Home Financials Outlook worsens for permies as Brexit uncertainty continues

Outlook worsens for permies as Brexit uncertainty continues


Outlook worsens for permies as Brexit uncertainty continues

Permanent job placements have fallen for the first time in two-and-a-half years, according to the latest Report on Jobs by KPMG and The Recruitment and Employment Confederation (REC).

The report, which is compiled by IHS Markit with data from 400 recruitment consultancies, blamed the drop on ongoing candidate shortages and the rising economic uncertainty surrounding Brexit.  The last time the number of workers placed into permanent roles declined was in mid-2016, shortly after the referendum on leaving the European Union.  The number of vacancies also fell to its lowest level in 27 months.

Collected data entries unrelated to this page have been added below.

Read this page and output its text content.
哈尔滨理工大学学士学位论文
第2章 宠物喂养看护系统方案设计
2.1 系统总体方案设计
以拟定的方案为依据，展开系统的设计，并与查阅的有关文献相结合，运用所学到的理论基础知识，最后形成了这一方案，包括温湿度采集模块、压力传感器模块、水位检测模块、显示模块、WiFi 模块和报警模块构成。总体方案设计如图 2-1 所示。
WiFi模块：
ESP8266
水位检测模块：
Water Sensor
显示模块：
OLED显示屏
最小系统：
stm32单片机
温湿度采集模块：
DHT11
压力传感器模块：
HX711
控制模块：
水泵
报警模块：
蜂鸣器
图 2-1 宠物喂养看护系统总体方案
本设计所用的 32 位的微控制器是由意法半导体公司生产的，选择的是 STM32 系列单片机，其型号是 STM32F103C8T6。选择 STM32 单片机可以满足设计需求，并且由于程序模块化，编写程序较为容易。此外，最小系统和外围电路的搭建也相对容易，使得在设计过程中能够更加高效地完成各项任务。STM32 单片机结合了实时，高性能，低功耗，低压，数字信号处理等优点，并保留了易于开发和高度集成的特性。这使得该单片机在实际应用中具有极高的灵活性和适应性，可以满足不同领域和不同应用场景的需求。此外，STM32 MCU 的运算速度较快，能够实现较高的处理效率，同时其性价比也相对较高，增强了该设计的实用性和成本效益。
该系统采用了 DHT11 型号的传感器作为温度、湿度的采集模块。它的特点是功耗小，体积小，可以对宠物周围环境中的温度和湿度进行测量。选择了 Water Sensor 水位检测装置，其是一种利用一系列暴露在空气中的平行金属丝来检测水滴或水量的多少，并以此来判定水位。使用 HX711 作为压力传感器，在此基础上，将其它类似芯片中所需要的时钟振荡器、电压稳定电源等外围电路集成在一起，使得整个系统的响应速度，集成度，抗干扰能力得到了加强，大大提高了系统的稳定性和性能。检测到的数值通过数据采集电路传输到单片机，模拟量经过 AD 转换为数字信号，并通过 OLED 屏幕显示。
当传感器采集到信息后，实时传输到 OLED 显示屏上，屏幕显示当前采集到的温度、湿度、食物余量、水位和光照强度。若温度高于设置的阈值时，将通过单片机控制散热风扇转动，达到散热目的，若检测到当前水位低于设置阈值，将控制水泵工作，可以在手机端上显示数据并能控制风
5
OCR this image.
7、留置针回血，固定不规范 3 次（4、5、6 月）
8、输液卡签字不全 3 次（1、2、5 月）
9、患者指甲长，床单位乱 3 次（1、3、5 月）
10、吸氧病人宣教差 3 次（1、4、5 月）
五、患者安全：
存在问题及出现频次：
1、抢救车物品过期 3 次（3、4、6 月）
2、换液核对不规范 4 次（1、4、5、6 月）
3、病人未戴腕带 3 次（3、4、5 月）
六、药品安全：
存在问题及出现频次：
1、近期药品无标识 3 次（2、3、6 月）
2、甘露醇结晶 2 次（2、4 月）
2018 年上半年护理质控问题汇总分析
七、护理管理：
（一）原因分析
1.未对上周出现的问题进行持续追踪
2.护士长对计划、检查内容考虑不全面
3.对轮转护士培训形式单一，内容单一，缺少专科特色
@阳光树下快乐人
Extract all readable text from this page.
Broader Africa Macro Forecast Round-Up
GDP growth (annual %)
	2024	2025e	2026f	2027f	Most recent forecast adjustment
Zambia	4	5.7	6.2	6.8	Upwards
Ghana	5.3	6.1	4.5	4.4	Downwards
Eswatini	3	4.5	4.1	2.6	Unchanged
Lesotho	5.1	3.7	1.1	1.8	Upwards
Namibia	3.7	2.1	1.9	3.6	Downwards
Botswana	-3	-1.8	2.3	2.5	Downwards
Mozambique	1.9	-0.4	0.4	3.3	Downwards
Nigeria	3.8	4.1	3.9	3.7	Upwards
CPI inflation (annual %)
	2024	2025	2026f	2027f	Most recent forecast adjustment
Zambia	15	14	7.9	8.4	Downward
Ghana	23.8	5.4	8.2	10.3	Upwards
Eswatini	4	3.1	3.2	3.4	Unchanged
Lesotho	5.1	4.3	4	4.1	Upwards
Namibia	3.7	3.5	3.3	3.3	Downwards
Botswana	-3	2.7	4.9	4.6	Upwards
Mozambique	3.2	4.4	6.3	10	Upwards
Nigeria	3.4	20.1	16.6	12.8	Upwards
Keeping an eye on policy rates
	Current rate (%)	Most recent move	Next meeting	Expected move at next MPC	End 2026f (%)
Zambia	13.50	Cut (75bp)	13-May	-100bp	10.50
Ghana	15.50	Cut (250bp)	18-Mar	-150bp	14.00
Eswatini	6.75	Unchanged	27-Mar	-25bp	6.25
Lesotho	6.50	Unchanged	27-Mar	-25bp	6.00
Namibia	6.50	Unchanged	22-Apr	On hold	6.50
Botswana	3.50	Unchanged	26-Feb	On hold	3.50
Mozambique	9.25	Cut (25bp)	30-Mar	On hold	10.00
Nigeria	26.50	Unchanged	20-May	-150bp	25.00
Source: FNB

Candidate availability to take up new roles continued to fall; the decline in candidate numbers was linked mainly to the record high UK employment level – 75.8% towards the end of 2018 – but also the heightened uncertainty surrounding exactly how the UK will leave the European Union is reckoned to have made staff more hesitant to move.  The lower supply of candidates has kept rates high, with both permanent and temporary rates rising significantly since December.

Brexit uncertainty is understood to be increasing demand for contract and temporary workers, with temp billing rising, consistent with a six-year continuous phase of growth – albeit at the joint-slowest pace over that period.

Regionally, the report data showed that the drop in permanent placements occurred in the Midlands, the North of England and London, whilst in the South of England there was moderate growth.  Increases in temp billings in the Midlands and the South of England managed to offset declines in the North of England and London.

Public sector job vacancies fell in January across both permanent and temporary roles, contributing to the slower rise in vacancies overall; there was also slower growth in the private sector – growth of demand for permanent and temporary workers drooped to 29- and 72-month lows, respectively.

The fastest growth in vacancies was in Accounting/Financial, followed by Engineering and IT & Computing.  All of these increases were offset by a substantial fall in vacancies in Retail, which was the only sector where vacancies fell.

Neil Carberry, the REC chief executive, said: “This is the first month since July 2016 where permanent placement numbers have dropped, with weaker – but still positive – performance for temporary roles, and the lowest rate of vacancy growth for over two years.  But we should be careful not to overreact – employment rates are high, and the performance of our labour market overall is still strong.  We also know that key sectors such as accounting, engineering and IT are facing shortages.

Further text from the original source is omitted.